A GOES-12 IR image from the CIMSS Tropical Cyclones site (above) showed Tropical Storm Bertha continuing to linger over the western Atlantic Ocean on 16 July 2008 — this storm first became “Tropical Depression #2” over the eastern Atlantic, thirteen days earlier (on 03 July).

GOES-12 visible images (Animated GIF)

GOES-12 visible images with an overlay of SeaWinds data from the QuikSCAT satellite (above) revealed that there were still some bursts of convection near the center of the tropical cyclone, and maximum wind speeds remained near 60 knots. Tropical Storm Bertha was in the process of weakening as it began to encounter increasing environmental wind shear. AWIPS images of the GOES-12 water vapor channel (below) showed that the northeastward motion of Bertha was slowing, with a gradual turn toward the southeast as the tropical cyclone began to interact with a mid-latitude low located off to the  east (this middle to upper level low was drifting southwestward across the North Atlantic Ocean).

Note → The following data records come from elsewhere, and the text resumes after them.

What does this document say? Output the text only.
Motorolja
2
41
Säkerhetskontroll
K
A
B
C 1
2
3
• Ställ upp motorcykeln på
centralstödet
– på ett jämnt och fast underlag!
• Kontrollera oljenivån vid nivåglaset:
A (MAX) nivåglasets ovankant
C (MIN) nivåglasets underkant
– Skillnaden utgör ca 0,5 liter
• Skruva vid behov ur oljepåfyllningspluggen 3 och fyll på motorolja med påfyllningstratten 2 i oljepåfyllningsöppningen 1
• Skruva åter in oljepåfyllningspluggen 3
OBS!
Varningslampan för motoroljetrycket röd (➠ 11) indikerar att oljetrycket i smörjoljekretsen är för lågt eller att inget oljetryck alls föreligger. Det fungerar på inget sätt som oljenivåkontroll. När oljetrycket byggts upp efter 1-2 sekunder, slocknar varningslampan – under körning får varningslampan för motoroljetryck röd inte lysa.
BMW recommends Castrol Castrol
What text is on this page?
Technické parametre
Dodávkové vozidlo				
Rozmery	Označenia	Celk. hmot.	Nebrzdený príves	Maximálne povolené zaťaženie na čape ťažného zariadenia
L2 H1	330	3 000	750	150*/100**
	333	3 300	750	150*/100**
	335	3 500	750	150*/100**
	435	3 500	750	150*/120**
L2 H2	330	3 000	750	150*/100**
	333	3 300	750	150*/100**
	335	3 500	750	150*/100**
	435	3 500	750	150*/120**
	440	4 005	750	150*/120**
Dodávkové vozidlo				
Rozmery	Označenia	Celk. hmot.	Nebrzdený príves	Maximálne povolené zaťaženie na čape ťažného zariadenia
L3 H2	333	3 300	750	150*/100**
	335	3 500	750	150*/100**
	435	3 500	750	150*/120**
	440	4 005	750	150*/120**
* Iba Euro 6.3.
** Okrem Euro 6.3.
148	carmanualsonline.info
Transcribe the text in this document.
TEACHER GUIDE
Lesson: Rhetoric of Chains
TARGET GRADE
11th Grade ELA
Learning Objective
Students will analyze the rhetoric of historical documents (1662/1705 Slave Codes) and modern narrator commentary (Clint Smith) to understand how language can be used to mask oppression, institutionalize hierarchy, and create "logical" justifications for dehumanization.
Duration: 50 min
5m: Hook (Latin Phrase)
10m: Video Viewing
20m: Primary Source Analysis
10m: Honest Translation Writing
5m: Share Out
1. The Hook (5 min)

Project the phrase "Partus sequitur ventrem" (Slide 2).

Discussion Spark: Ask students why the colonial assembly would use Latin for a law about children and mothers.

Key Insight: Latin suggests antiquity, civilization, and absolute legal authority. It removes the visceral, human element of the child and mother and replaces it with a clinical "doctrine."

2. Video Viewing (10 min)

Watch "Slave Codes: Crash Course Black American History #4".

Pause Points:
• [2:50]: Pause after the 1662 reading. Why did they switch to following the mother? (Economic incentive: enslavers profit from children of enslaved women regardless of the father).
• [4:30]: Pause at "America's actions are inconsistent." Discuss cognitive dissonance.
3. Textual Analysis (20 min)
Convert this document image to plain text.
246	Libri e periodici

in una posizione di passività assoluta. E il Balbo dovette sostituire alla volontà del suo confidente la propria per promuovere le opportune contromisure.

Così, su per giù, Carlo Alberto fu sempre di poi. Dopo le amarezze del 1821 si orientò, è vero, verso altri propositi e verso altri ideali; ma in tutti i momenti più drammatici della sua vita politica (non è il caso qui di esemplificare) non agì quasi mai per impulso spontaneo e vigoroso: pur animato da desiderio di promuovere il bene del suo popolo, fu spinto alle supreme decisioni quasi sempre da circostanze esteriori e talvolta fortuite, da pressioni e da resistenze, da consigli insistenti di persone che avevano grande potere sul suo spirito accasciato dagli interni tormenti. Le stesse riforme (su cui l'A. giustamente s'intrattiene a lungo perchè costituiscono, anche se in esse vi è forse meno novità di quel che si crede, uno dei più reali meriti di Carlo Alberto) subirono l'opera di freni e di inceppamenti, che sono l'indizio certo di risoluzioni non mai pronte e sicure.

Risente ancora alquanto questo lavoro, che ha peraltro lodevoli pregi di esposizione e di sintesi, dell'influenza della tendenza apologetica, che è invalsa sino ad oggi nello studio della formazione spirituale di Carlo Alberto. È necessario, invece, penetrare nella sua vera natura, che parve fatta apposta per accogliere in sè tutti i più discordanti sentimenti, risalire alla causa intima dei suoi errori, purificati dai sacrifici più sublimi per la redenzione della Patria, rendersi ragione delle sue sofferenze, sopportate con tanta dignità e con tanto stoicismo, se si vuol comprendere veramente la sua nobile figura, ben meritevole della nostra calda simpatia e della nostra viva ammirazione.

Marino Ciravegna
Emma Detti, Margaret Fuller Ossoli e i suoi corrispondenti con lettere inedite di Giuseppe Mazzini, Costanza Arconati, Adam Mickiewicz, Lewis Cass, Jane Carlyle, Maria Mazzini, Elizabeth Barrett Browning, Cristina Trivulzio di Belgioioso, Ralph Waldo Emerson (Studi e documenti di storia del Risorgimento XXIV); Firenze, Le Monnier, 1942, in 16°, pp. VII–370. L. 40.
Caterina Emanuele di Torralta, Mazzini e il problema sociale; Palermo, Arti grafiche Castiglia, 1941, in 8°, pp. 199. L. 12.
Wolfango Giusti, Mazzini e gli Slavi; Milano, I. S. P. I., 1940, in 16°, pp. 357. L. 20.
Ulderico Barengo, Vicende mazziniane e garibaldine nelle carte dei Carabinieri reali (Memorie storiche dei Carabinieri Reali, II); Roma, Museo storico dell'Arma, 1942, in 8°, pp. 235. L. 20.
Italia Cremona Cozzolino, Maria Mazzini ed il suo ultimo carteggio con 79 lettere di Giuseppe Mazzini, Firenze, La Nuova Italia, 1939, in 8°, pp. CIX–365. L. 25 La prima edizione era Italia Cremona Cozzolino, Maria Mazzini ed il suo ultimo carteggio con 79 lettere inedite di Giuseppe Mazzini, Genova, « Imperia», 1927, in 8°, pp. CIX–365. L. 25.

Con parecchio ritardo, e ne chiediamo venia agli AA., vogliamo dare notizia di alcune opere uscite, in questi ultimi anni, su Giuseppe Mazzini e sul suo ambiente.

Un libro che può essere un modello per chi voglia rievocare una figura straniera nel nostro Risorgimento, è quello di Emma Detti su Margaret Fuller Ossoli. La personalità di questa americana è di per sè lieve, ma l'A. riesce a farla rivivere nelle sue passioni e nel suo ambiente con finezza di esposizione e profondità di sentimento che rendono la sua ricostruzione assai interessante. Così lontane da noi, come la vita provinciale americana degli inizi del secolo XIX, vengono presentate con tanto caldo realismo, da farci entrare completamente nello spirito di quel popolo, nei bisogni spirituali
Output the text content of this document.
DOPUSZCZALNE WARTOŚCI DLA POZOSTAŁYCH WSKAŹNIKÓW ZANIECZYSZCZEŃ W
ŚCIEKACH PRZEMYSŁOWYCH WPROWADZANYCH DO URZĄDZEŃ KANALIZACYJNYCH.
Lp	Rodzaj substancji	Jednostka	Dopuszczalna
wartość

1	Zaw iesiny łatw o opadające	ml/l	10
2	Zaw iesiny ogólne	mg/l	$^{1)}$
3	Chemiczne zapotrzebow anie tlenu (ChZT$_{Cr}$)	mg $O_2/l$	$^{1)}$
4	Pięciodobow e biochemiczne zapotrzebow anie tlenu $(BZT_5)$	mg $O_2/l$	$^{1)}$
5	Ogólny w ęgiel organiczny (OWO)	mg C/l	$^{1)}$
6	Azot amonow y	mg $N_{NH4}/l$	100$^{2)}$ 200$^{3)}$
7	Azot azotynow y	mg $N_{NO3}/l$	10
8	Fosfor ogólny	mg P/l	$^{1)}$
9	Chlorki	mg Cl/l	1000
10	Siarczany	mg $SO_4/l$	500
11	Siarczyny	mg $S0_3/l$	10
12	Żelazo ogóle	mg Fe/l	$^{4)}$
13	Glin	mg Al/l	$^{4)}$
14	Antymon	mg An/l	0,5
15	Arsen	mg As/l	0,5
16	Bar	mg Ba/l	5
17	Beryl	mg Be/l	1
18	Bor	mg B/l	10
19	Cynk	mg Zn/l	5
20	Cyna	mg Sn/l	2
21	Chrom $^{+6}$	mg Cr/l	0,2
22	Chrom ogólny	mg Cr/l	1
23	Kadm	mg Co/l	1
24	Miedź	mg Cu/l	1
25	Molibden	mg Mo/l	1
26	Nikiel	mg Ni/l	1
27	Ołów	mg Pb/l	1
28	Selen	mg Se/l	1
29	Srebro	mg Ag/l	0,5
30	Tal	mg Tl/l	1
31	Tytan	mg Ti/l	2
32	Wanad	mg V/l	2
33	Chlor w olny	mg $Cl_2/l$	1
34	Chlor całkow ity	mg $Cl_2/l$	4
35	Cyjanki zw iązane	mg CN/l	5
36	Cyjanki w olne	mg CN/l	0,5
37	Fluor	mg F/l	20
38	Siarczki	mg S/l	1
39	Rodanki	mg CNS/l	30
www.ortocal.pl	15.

GOES-12 water vapor images (Animated GIF)

It is interesting to note the large pool of cooler Sea Surface Temperatures (cyan to blue colors) in the wake of slow-moving Bertha (below; sourced from Remote Sensing Systems).

Bertha Sea Surface Temperature image

2 Responses to “Tropical Storm Bertha”

  1. LW Seals says:

    This is interesting information. Cool satellite
    pictures showing what’s going on with the cyclones. Does the data here reflect any changes by the ozone layer, or global warming that may have contributed to these outcomes?

  2. scott.bachmeier says:

    Neither the ozone layer nor global warming have anything to do with this particular cyclone interaction. We occasionally see similar “Fujiwhara” type interactions between cyclones over the open oceans, and the influence of long-term climate change or lower stratospheric dynamics would be negligible.